A partir de aquí, el autor sagrado nos habla de los últimos días del Patriarca Jacob, cerrando así el ciclo patriarcal y dejando a José como enlace entre el pasado patriarcal y el futuro mosaico. Jacob llamará a su presencia a José para impartirle su bendición y confirmarle como su sucesor al frente de Israel, al tiempo que incorporara a sus hijos a Israel: Efraím y Manases pasan a formar parte del clan de Jacob, y en su bendición les vaticina el futuro de cada pueblo que va a surgir de ellos.
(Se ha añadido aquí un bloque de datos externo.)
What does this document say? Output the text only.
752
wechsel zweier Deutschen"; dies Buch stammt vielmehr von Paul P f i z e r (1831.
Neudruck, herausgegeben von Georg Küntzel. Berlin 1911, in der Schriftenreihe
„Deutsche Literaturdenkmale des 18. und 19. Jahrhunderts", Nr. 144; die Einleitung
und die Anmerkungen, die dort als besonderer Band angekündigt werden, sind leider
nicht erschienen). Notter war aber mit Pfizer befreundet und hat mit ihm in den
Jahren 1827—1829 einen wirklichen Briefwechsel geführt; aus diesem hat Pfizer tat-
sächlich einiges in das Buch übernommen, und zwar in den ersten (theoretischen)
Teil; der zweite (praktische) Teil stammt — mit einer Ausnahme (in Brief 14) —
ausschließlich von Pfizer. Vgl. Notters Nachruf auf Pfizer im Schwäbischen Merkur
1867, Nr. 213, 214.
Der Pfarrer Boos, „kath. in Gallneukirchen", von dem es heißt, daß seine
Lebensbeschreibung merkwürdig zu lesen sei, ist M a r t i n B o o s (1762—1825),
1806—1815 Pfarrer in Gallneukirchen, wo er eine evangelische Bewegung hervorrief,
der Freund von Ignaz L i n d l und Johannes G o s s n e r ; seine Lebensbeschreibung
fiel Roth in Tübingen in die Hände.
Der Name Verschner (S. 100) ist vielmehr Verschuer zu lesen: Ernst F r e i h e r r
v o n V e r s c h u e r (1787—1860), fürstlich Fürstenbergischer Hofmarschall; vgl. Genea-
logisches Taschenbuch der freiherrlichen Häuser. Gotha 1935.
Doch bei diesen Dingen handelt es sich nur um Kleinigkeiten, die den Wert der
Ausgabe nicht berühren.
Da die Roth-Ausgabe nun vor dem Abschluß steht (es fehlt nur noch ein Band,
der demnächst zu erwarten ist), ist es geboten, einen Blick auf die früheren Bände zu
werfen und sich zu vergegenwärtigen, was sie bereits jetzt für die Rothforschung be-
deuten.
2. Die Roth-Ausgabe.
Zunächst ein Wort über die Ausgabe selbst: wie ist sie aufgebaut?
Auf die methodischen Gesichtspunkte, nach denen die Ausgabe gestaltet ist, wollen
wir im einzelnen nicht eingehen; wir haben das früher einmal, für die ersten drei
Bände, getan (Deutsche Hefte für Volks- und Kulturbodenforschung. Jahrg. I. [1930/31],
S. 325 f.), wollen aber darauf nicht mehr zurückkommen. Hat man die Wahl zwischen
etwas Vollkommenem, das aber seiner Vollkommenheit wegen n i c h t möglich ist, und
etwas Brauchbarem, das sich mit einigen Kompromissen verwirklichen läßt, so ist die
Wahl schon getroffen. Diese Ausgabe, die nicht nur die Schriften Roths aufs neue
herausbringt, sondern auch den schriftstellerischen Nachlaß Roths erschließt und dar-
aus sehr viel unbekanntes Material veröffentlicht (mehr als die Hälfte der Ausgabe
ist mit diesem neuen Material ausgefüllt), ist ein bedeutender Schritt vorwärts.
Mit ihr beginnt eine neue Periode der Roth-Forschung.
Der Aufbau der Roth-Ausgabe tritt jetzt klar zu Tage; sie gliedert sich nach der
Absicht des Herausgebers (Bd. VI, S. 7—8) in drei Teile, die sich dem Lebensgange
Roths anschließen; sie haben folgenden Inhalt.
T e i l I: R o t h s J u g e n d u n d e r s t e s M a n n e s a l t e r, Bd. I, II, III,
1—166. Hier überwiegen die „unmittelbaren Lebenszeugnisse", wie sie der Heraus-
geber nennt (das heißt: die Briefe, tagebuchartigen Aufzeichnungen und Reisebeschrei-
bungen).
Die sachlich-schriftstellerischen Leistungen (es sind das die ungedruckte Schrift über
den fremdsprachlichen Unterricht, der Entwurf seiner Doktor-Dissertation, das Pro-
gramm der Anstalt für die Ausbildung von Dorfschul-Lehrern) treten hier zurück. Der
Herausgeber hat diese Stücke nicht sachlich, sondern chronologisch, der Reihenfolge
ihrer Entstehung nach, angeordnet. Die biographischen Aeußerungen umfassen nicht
Este tipo de predicciones, como las que más tarde hará el patriarca a cada uno de sus hijos en su lecho de muerte, presentan un cierto anacronismo profético: el autor sagrado pone en boca del patriarca el desarrollo histórico de cada tribu, si bien, no se puede descartar que Dios le revelara el destino tan dispar de sus hijos y descendientes, muchas veces enfrentados entre sí y no siempre brillando por la santidad y la fidelidad a Dios y su alianza.
Muerto Jacob, el miedo vuelve a apoderarse de sus hijos, ante la posible venganza de José una vez desaparecido su padre. Esto no será nuevo: en el segundo libro de los Reyes, el autor sagrado nos habla de la venganza que Salomón tomó contra todos aquellos que habían conspirado contra él a favor de su hermano Adonias, siguiendo el consejo de su padre, y que ejecutó una vez muerto este. Sin embargo, José garantizo a sus hermanos que no anidaba en su alma sentimiento de venganza, sino que, como había jurado a su padre en su lecho de muerto, él se haría cargo de ellos y de sus hijos. Una vez más, se demuestra la grandeza de corazón de José y la mezquindad de sus hermanos que, pensando que todo había sido un fingimiento, temían la ejecución de su venganza.
El libro de José se cierra con su muerte, no sin antes haber llegado a conocer a los descendientes de sus hijos hasta su tercera generación. Siguiendo la tradición egipcia, José fue embalsamado y, supuestamente, enterrado en la ciudad de Avaris, no sin antes dejar mandado a sus descendientes su deseo de reposar definitivamente en la tierra de sus antepasados, en Canaán.
Señor, que en su humillación socorriste a tu siervo José, vendido por sus hermanos; socorre también a tu pueblo hundido bajo el peso de sus pecados. Por Jesucristo Nuestro Señor. Amen.